Blind nonlinearity equalization by machine learning based clustering for single- and multi-channel coherent optical OFDM

Abstract

Fiber-induced intra- and inter-channel nonlinearities are experimentally tackled using blind nonlinear equalization (NLE) by unsupervised machine learning based clustering (MLC) in ∼46-Gb/s single-channel and ∼20-Gb/s (middle-channel) multi-channel coherent multi-carrier signals (OFDM-based). To that end we introduce, for the first time, Hierarchical and Fuzzy-Logic C-means (FLC) based clustering in optical communications. It is shown that among the two proposed MLC algorithms, FLC reveals the highest performance at optimum launched optical powers (LOPs), while at very high LOPs Hierarchical can compensate more effectively nonlinearities only for low-level modulation formats. FLC also outperforms K-means, Fast-Newton support vector machines, supervised artificial neural networks and a NLE with deterministic Volterra analysis, when employing BPSK and QPSK. In particular, for the middle channel of a QPSK WDM coherent optical OFDM system at optimum -5 dBm of LOP and 3200 km of transmission, FLC outperforms Volterra-NLE by 2.5 dB in Q-factor.

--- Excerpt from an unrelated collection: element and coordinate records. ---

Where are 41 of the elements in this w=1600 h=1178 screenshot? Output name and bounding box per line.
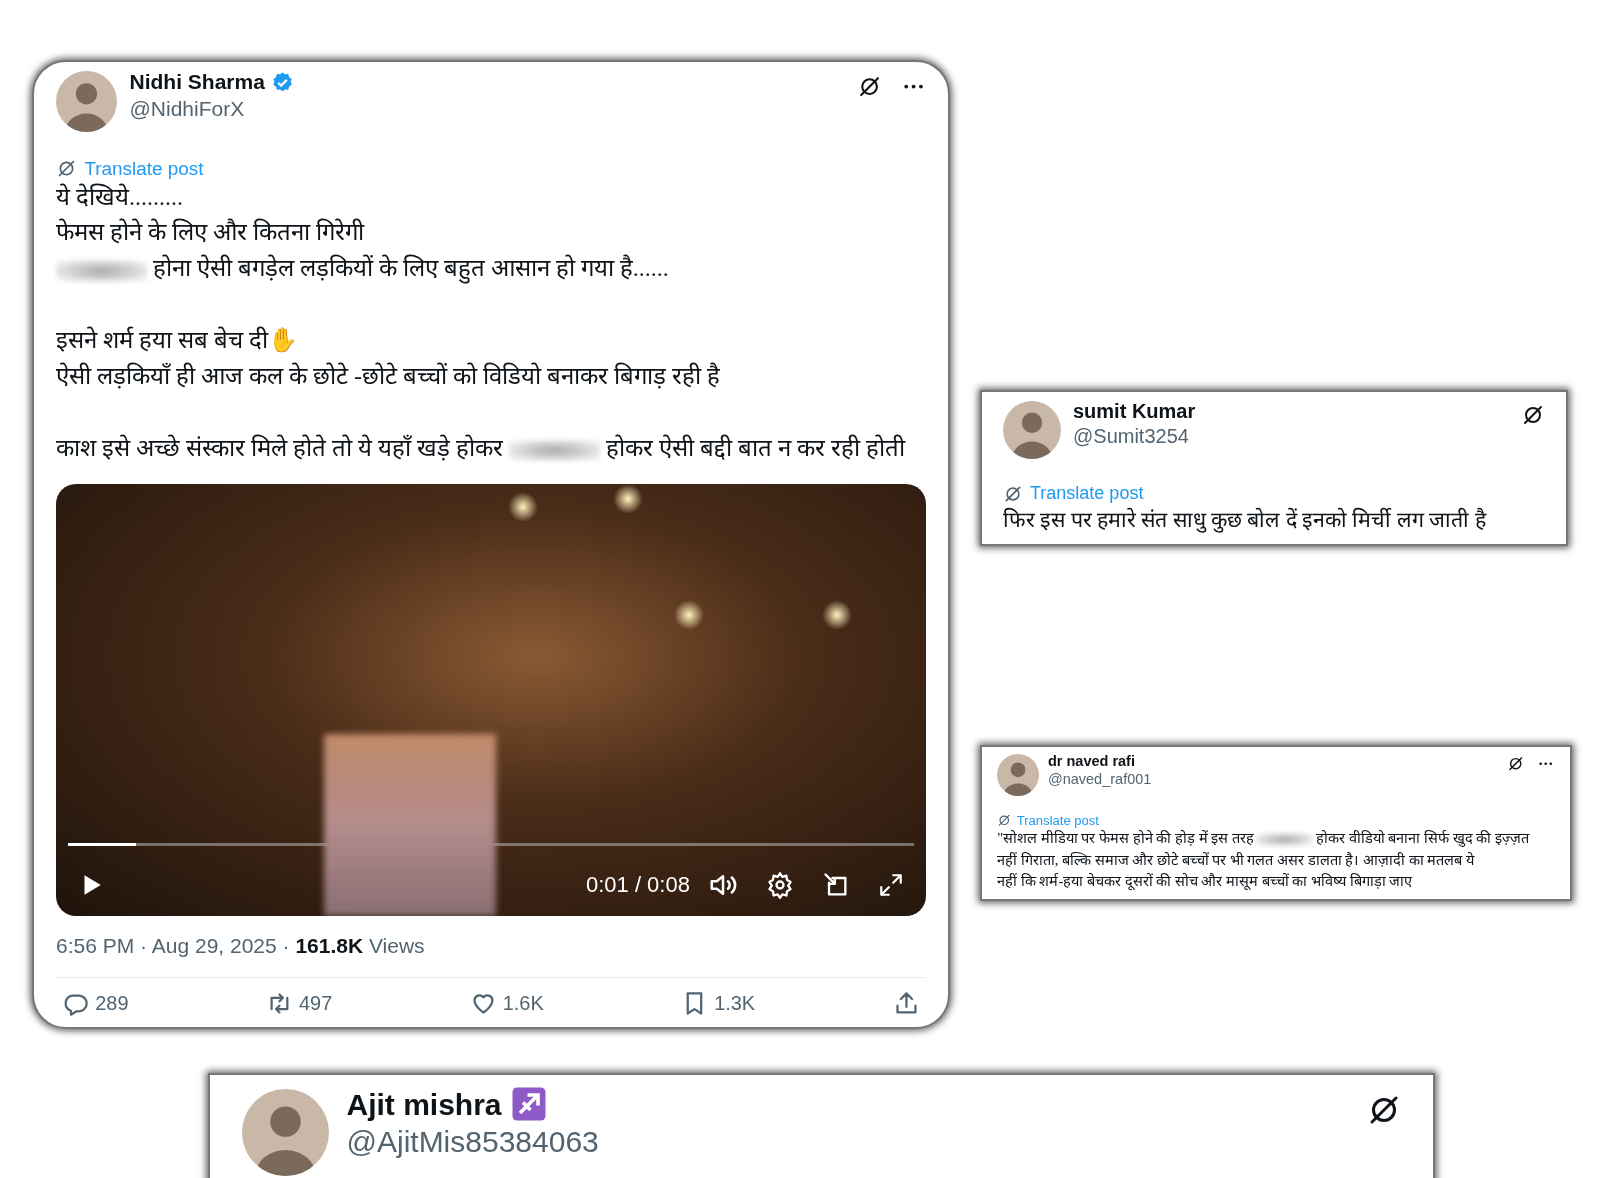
avatar[interactable] <box>1003 401 1061 459</box>
post-text: नहीं गिराता, बल्कि समाज और छोटे बच्चों पर भी गलत असर डालता है। आज़ादी का मतलब ये <box>997 851 1474 868</box>
fullscreen-icon[interactable] <box>877 871 904 898</box>
bookmark-button[interactable]: 1.3K <box>681 989 756 1017</box>
repost-button[interactable]: 497 <box>266 989 333 1017</box>
video-frame[interactable]: 0:01 / 0:08 <box>56 483 926 916</box>
post-text: फेमस होने के लिए और कितना गिरेगी <box>56 219 364 246</box>
post-text: "सोशल मीडिया पर फेमस होने की होड़ में इस तरह <box>997 829 1255 846</box>
reply-button[interactable]: 289 <box>62 989 129 1017</box>
like-button[interactable]: 1.6K <box>469 989 544 1017</box>
slashed-circle-icon[interactable] <box>1521 403 1545 427</box>
post-timestamp: 6:56 PM · Aug 29, 2025 · 161.8K Views <box>56 934 926 979</box>
settings-icon[interactable] <box>765 870 794 899</box>
stage-light <box>612 483 643 514</box>
post-text: ऐसी लड़कियाँ ही आज कल के छोटे -छोटे बच्चों को विडियो बनाकर बिगाड़ रही है <box>56 363 720 390</box>
post-text: होना ऐसी बगड़ेल लड़कियों के लिए बहुत आसान हो गया है...... <box>152 255 669 282</box>
user-handle[interactable]: @Sumit3254 <box>1073 424 1509 449</box>
avatar[interactable] <box>997 753 1040 796</box>
user-name[interactable]: Nidhi Sharma <box>129 69 265 96</box>
user-handle[interactable]: @NidhiForX <box>129 95 845 122</box>
translate-link[interactable]: Translate post <box>1016 812 1099 828</box>
minimize-window-icon[interactable] <box>821 870 850 899</box>
post-text: काश इसे अच्छे संस्कार मिले होते तो ये यहाँ खड़े होकर <box>56 434 505 461</box>
user-name[interactable]: dr naved rafi <box>1047 752 1135 771</box>
post-text: फिर इस पर हमारे संत साधु कुछ बोल दें इनको मिर्ची लग जाती है <box>1003 508 1486 532</box>
post-text: नहीं कि शर्म-हया बेचकर दूसरों की सोच और मासूम बच्चों का भविष्य बिगाड़ा जाए <box>997 873 1413 890</box>
post-text: इसने शर्म हया सब बेच दी <box>56 327 268 354</box>
user-name[interactable]: Ajit mishra <box>346 1085 502 1123</box>
post-text: होकर वीडियो बनाना सिर्फ खुद की इज़्ज़त <box>1315 829 1529 846</box>
user-name[interactable]: sumit Kumar <box>1073 399 1196 424</box>
slashed-circle-icon <box>1003 483 1023 504</box>
arrow-badge-icon <box>510 1086 547 1123</box>
blurred-word <box>1257 833 1313 847</box>
video-time: 0:01 / 0:08 <box>585 871 690 898</box>
verified-badge-icon <box>271 70 295 94</box>
post-text: ये देखिये......... <box>56 183 183 210</box>
user-handle[interactable]: @AjitMis85384063 <box>346 1123 1348 1161</box>
slashed-circle-icon <box>997 813 1012 828</box>
user-handle[interactable]: @naved_raf001 <box>1047 770 1499 789</box>
post-text: होकर ऐसी बद्दी बात न कर रही होती <box>604 434 905 461</box>
slashed-circle-icon[interactable] <box>1506 754 1525 773</box>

However, for a 16-quadrature amplitude modulated single-channel system at 2000 km, the performance benefit of FLC over IVSTF reduces to ∼0.4 dB at a LOP of 2 dBm (optimum). Even when using novel sophisticated clustering designs in 16 clusters, no more than additional ∼0.3 dB Q-factor enhancement is observed. Finally, in contrast to the deterministic Volterra-NLE, MLC algorithms can partially tackle the stochastic parametric noise amplification.